If I don't come home tonight, I've died in a pile of gay.
Whats the opposite of morning wood? Whatever its called, everyone saw it when it fell out.
I went to check the drunk texts i sent last night but my phone deleted them already. Even my phone is ashamed.
im youtubing treadmill accidents. this is what i do at 2:10am
apparently the bartender would rather give me free shots than tell me that my whole nipple piercing was hanging out
I'm pretty sure we got the cab driver deported
Just saw a dude in a banana costume get beat down by a one shoed black dude wearing a kilt...paninis is such a shit show after 10 on a Saturday
New definition for "rock bottom": Waking up in a puddle of your own puke, missing your fake tooth. Then having to dig through said puddle of puke for aforementioned fake tooth. Think it's time I quit partying so hard.

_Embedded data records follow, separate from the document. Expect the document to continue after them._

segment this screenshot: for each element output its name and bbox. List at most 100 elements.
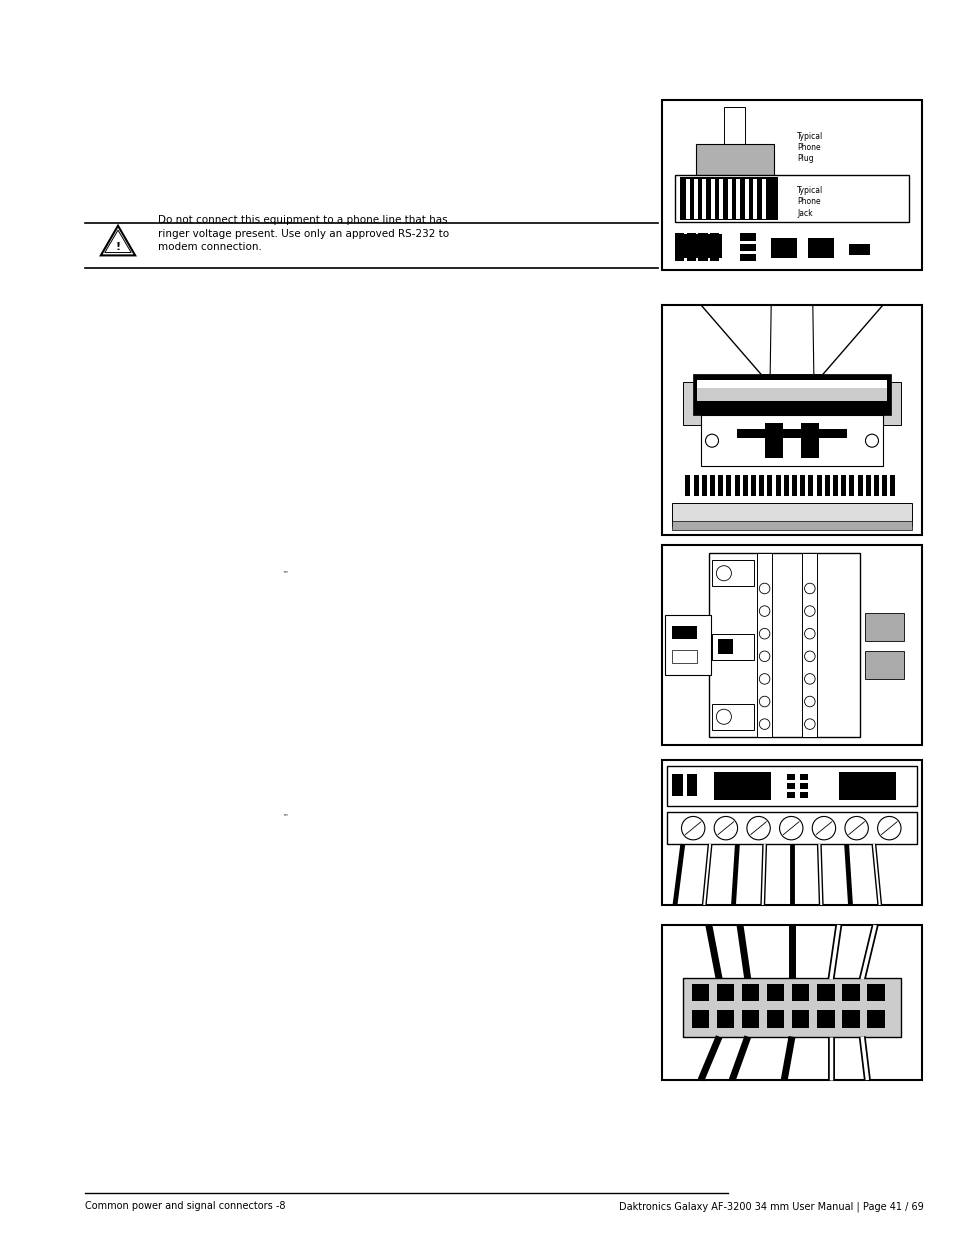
Bar [799,792,807,798]
Bar [713,182,756,190]
Bar [824,475,829,496]
Circle shape [864,435,878,447]
Bar [775,475,780,496]
Bar [661,925,921,1079]
Bar [701,179,705,219]
Bar [666,813,916,844]
Bar [684,475,690,496]
Bar [759,475,763,496]
Bar [848,475,854,496]
Bar [686,233,695,241]
Bar [700,415,882,466]
Bar [711,561,753,587]
Bar [717,640,732,655]
Circle shape [759,651,769,662]
Bar [679,177,777,220]
Bar [766,475,772,496]
Bar [693,374,890,415]
Polygon shape [101,226,135,256]
Circle shape [716,566,731,580]
Bar [718,475,722,496]
Circle shape [759,719,769,730]
Bar [766,1010,783,1028]
Text: Daktronics Galaxy AF-3200 34 mm User Manual | Page 41 / 69: Daktronics Galaxy AF-3200 34 mm User Man… [618,1200,923,1212]
Bar [691,1010,708,1028]
Bar [741,983,759,1002]
Bar [807,475,813,496]
Text: Do not connect this equipment to a phone line that has
ringer voltage present. U: Do not connect this equipment to a phone… [158,215,449,252]
Circle shape [803,606,814,616]
Bar [661,760,921,905]
Bar [740,243,755,251]
Bar [697,380,886,389]
Bar [698,233,707,241]
Text: ™: ™ [282,572,287,577]
Bar [686,774,697,797]
Bar [701,475,706,496]
Bar [760,179,764,219]
Bar [799,774,807,781]
Bar [711,704,753,730]
Bar [783,475,788,496]
Bar [741,1010,759,1028]
Bar [766,983,783,1002]
Circle shape [811,816,835,840]
Bar [709,254,719,262]
Bar [675,233,683,241]
Bar [866,983,883,1002]
Bar [736,179,740,219]
Bar [661,545,921,745]
Bar [686,254,695,262]
Bar [863,613,902,641]
Bar [866,1010,883,1028]
Bar [744,179,748,219]
Bar [709,475,714,496]
Bar [848,245,869,254]
Bar [716,1010,734,1028]
Bar [675,254,683,262]
Bar [727,179,731,219]
Bar [863,651,902,679]
Circle shape [803,629,814,638]
Bar [786,774,794,781]
Circle shape [877,816,900,840]
Bar [889,475,894,496]
Bar [786,783,794,789]
Bar [757,553,771,737]
Circle shape [803,719,814,730]
Circle shape [779,816,802,840]
Polygon shape [874,383,901,425]
Bar [753,179,757,219]
Text: Typical
Phone
Plug: Typical Phone Plug [797,132,822,163]
Bar [719,179,722,219]
Bar [672,774,682,797]
Bar [693,179,698,219]
Bar [817,983,834,1002]
Bar [661,305,921,535]
Circle shape [803,697,814,706]
Bar [841,983,859,1002]
Bar [786,792,794,798]
Circle shape [705,435,718,447]
Circle shape [759,629,769,638]
Bar [716,983,734,1002]
Bar [750,475,755,496]
Bar [817,1010,834,1028]
Circle shape [759,583,769,594]
Polygon shape [682,383,708,425]
Bar [799,783,807,789]
Bar [740,254,755,262]
Bar [711,634,753,659]
Bar [697,389,886,401]
Bar [713,772,770,800]
Bar [791,1010,809,1028]
Circle shape [746,816,769,840]
Bar [857,475,862,496]
Circle shape [759,606,769,616]
Bar [661,100,921,270]
Bar [666,766,916,806]
Bar [865,475,870,496]
Bar [841,475,845,496]
Bar [675,175,908,222]
Bar [807,237,833,258]
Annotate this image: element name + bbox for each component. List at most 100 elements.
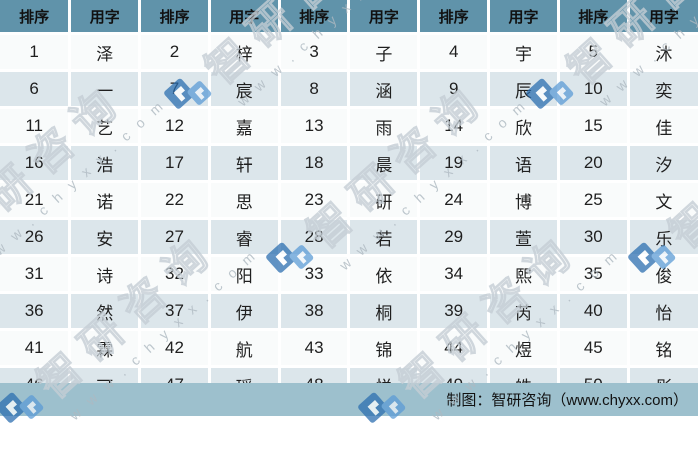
rank-cell: 38 — [279, 292, 351, 331]
char-cell: 一 — [69, 70, 142, 109]
char-cell: 航 — [209, 329, 281, 368]
char-cell: 乐 — [628, 218, 698, 257]
char-cell: 艺 — [69, 107, 142, 146]
rank-cell: 28 — [279, 218, 351, 257]
rank-cell: 44 — [418, 329, 491, 368]
rank-cell: 2 — [139, 33, 211, 72]
char-cell: 萱 — [488, 218, 560, 257]
char-cell: 轩 — [209, 144, 281, 183]
rank-cell: 1 — [0, 33, 72, 72]
char-cell: 涵 — [348, 70, 421, 109]
char-cell: 嘉 — [209, 107, 281, 146]
char-cell: 研 — [348, 181, 421, 220]
char-cell: 浩 — [69, 144, 142, 183]
ranking-table: 排序 用字 排序 用字 排序 用字 排序 用字 排序 用字 1 泽 2 梓 3 … — [0, 0, 698, 405]
header-row: 排序 用字 排序 用字 排序 用字 排序 用字 排序 用字 — [0, 0, 698, 35]
char-cell: 奕 — [628, 70, 698, 109]
char-cell: 睿 — [209, 218, 281, 257]
char-cell: 文 — [628, 181, 698, 220]
char-cell: 宸 — [209, 70, 281, 109]
rank-cell: 16 — [0, 144, 72, 183]
char-cell: 安 — [69, 218, 142, 257]
table-row: 11 艺 12 嘉 13 雨 14 欣 15 佳 — [0, 107, 698, 146]
header-cell-char: 用字 — [348, 0, 421, 35]
table-row: 26 安 27 睿 28 若 29 萱 30 乐 — [0, 218, 698, 257]
footer-credit-bar: 制图：智研咨询（www.chyxx.com） — [0, 383, 698, 416]
rank-cell: 10 — [558, 70, 630, 109]
rank-cell: 3 — [279, 33, 351, 72]
rank-cell: 42 — [139, 329, 211, 368]
rank-cell: 12 — [139, 107, 211, 146]
header-cell-char: 用字 — [209, 0, 281, 35]
rank-cell: 20 — [558, 144, 630, 183]
rank-cell: 36 — [0, 292, 72, 331]
rank-cell: 5 — [558, 33, 630, 72]
char-cell: 阳 — [209, 255, 281, 294]
char-cell: 俊 — [628, 255, 698, 294]
char-cell: 煜 — [488, 329, 560, 368]
char-cell: 辰 — [488, 70, 560, 109]
rank-cell: 9 — [418, 70, 491, 109]
rank-cell: 27 — [139, 218, 211, 257]
rank-cell: 14 — [418, 107, 491, 146]
rank-cell: 40 — [558, 292, 630, 331]
table-row: 16 浩 17 轩 18 晨 19 语 20 汐 — [0, 144, 698, 183]
rank-cell: 37 — [139, 292, 211, 331]
char-cell: 芮 — [488, 292, 560, 331]
rank-cell: 15 — [558, 107, 630, 146]
rank-cell: 21 — [0, 181, 72, 220]
char-cell: 铭 — [628, 329, 698, 368]
table-row: 1 泽 2 梓 3 子 4 宇 5 沐 — [0, 33, 698, 72]
rank-cell: 45 — [558, 329, 630, 368]
rank-cell: 32 — [139, 255, 211, 294]
char-cell: 子 — [348, 33, 421, 72]
char-cell: 梓 — [209, 33, 281, 72]
table-row: 41 霖 42 航 43 锦 44 煜 45 铭 — [0, 329, 698, 368]
rank-cell: 41 — [0, 329, 72, 368]
char-cell: 熙 — [488, 255, 560, 294]
char-cell: 雨 — [348, 107, 421, 146]
table-row: 36 然 37 伊 38 桐 39 芮 40 怡 — [0, 292, 698, 331]
rank-cell: 22 — [139, 181, 211, 220]
header-cell-char: 用字 — [628, 0, 698, 35]
rank-cell: 13 — [279, 107, 351, 146]
rank-cell: 29 — [418, 218, 491, 257]
rank-cell: 7 — [139, 70, 211, 109]
rank-cell: 34 — [418, 255, 491, 294]
header-cell-char: 用字 — [69, 0, 142, 35]
char-cell: 佳 — [628, 107, 698, 146]
char-cell: 语 — [488, 144, 560, 183]
header-cell-rank: 排序 — [0, 0, 72, 35]
rank-cell: 4 — [418, 33, 491, 72]
char-cell: 桐 — [348, 292, 421, 331]
rank-cell: 8 — [279, 70, 351, 109]
table-row: 6 一 7 宸 8 涵 9 辰 10 奕 — [0, 70, 698, 109]
char-cell: 汐 — [628, 144, 698, 183]
header-cell-rank: 排序 — [139, 0, 211, 35]
rank-cell: 43 — [279, 329, 351, 368]
rank-cell: 6 — [0, 70, 72, 109]
rank-cell: 24 — [418, 181, 491, 220]
char-cell: 若 — [348, 218, 421, 257]
char-cell: 欣 — [488, 107, 560, 146]
header-cell-char: 用字 — [488, 0, 560, 35]
char-cell: 然 — [69, 292, 142, 331]
rank-cell: 33 — [279, 255, 351, 294]
rank-cell: 30 — [558, 218, 630, 257]
rank-cell: 31 — [0, 255, 72, 294]
char-cell: 锦 — [348, 329, 421, 368]
rank-cell: 25 — [558, 181, 630, 220]
char-cell: 思 — [209, 181, 281, 220]
char-cell: 怡 — [628, 292, 698, 331]
char-cell: 博 — [488, 181, 560, 220]
table-row: 31 诗 32 阳 33 依 34 熙 35 俊 — [0, 255, 698, 294]
rank-cell: 39 — [418, 292, 491, 331]
char-cell: 伊 — [209, 292, 281, 331]
char-cell: 霖 — [69, 329, 142, 368]
char-cell: 泽 — [69, 33, 142, 72]
char-cell: 诺 — [69, 181, 142, 220]
char-cell: 诗 — [69, 255, 142, 294]
char-cell: 依 — [348, 255, 421, 294]
char-cell: 晨 — [348, 144, 421, 183]
rank-cell: 11 — [0, 107, 72, 146]
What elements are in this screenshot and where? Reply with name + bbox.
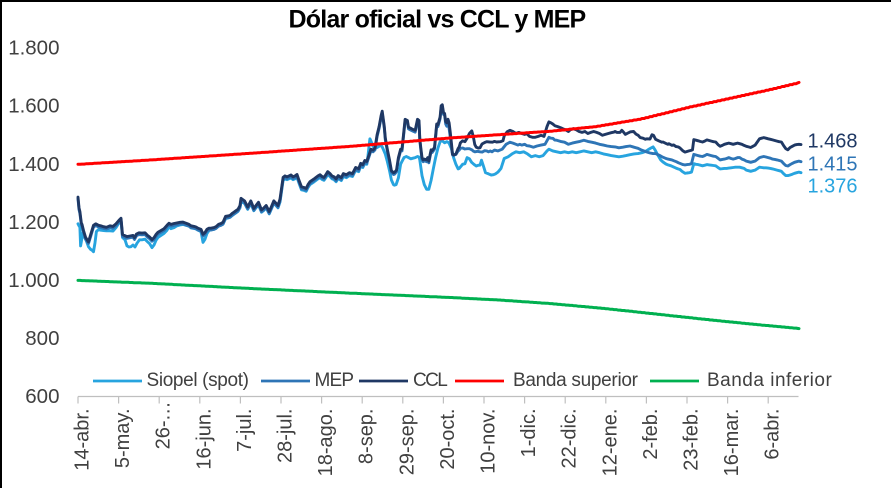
svg-text:1.800: 1.800 — [8, 37, 59, 60]
svg-text:10-nov.: 10-nov. — [478, 409, 500, 474]
svg-text:600: 600 — [25, 385, 59, 408]
svg-text:1.000: 1.000 — [8, 269, 59, 292]
svg-text:2-feb.: 2-feb. — [640, 409, 662, 460]
svg-text:16-mar.: 16-mar. — [721, 409, 743, 477]
svg-text:1-dic.: 1-dic. — [518, 409, 540, 458]
svg-text:Banda superior: Banda superior — [513, 370, 639, 391]
svg-text:1.200: 1.200 — [8, 211, 59, 234]
svg-text:1.376: 1.376 — [808, 175, 858, 197]
svg-text:7-jul.: 7-jul. — [234, 409, 256, 452]
svg-text:22-dic.: 22-dic. — [559, 409, 581, 469]
svg-text:6-abr.: 6-abr. — [762, 409, 784, 460]
svg-text:5-may.: 5-may. — [112, 409, 134, 469]
svg-text:28-jul.: 28-jul. — [275, 409, 297, 463]
svg-text:29-sep.: 29-sep. — [396, 409, 418, 476]
svg-text:14-abr.: 14-abr. — [72, 409, 94, 471]
svg-text:1.600: 1.600 — [8, 95, 59, 118]
svg-text:1.400: 1.400 — [8, 153, 59, 176]
svg-text:18-ago.: 18-ago. — [315, 409, 337, 477]
svg-text:23-feb.: 23-feb. — [681, 409, 703, 471]
svg-text:16-jun.: 16-jun. — [193, 409, 215, 470]
svg-text:1.415: 1.415 — [808, 153, 858, 175]
svg-text:800: 800 — [25, 327, 59, 350]
svg-text:8-sep.: 8-sep. — [356, 409, 378, 465]
svg-text:CCL: CCL — [413, 370, 447, 391]
svg-text:Banda inferior: Banda inferior — [707, 370, 832, 391]
svg-text:Siopel (spot): Siopel (spot) — [147, 370, 249, 391]
svg-text:Dólar oficial vs CCL y MEP: Dólar oficial vs CCL y MEP — [289, 6, 586, 34]
svg-text:20-oct.: 20-oct. — [437, 409, 459, 470]
svg-text:26-...: 26-... — [153, 402, 175, 450]
svg-text:MEP: MEP — [315, 370, 354, 391]
svg-text:1.468: 1.468 — [808, 131, 858, 153]
svg-text:12-ene.: 12-ene. — [599, 409, 621, 477]
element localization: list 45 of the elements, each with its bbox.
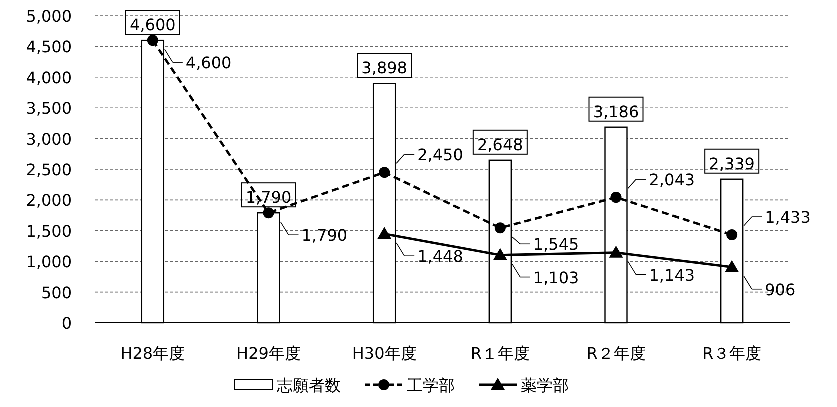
data-label: 3,898 (362, 58, 408, 78)
point (609, 246, 624, 258)
data-label: 4,600 (130, 16, 176, 35)
x-tick-label: R３年度 (702, 344, 762, 363)
data-label: 1,448 (418, 247, 464, 266)
y-tick-label: 1,000 (26, 252, 72, 272)
point (378, 227, 392, 240)
y-tick-label: 3,000 (26, 130, 72, 149)
x-tick-label: H29年度 (236, 344, 301, 363)
data-label: 4,600 (186, 54, 232, 73)
y-tick-label: 2,500 (26, 160, 72, 180)
legend-label: 志願者数 (277, 376, 341, 395)
point (610, 192, 622, 204)
y-tick-label: 3,500 (26, 99, 72, 118)
data-label: 1,433 (765, 208, 811, 228)
data-label: 1,790 (302, 226, 348, 246)
point (726, 230, 738, 241)
y-tick-label: 500 (41, 283, 72, 302)
y-tick-label: 4,500 (26, 38, 72, 57)
data-label: 906 (765, 280, 796, 300)
data-label: 2,648 (478, 135, 524, 154)
point (725, 260, 740, 272)
y-tick-label: 4,000 (26, 68, 72, 88)
x-tick-label: R１年度 (470, 344, 530, 363)
y-tick-label: 5,000 (26, 7, 72, 26)
point (147, 35, 158, 46)
data-label: 1,103 (533, 268, 580, 288)
data-label: 2,043 (649, 170, 696, 190)
point (493, 248, 508, 260)
data-label: 2,450 (418, 146, 464, 165)
data-label: 2,339 (709, 154, 755, 174)
data-label: 1,143 (649, 266, 696, 285)
x-tick-label: H30年度 (352, 344, 417, 363)
point (263, 208, 274, 219)
x-tick-label: R２年度 (586, 344, 646, 363)
data-label: 3,186 (593, 102, 640, 122)
point (494, 222, 506, 234)
legend-label: 薬学部 (521, 376, 569, 395)
point (379, 167, 390, 178)
y-tick-label: 0 (62, 314, 72, 333)
legend-label: 工学部 (407, 376, 455, 395)
y-tick-label: 1,500 (26, 222, 72, 241)
x-tick-label: H28年度 (120, 344, 186, 363)
y-tick-label: 2,000 (26, 191, 72, 210)
data-label: 1,545 (533, 235, 580, 254)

Is this your way of breaking up with me as my wingman?
And I think your bro would be happy to know that when I took my bra off like 10lbs of confetti fell out. It was like my tits were celebrating being free
Took me 10 minutes of oral to finally get him hard for like 30 seconds of sex until he came and passed out. Def not worth the ROI.
Funny, 'cause his story is it went great. He faked passing out so he wouldn't have to do anything in return.
you never know what sharing a kayak could lead to
It's true
I'm just now starting to feel better... I remembered sleeping on the floor. I was peeing and saw his rug and it looked so comfy
All she said to me before going to get another shot was "Damn, I'd eat her out."
I love you. Go after that dick
I vaguely remember ordering a water at some point last night. It's good to know drunk me can still be responsible.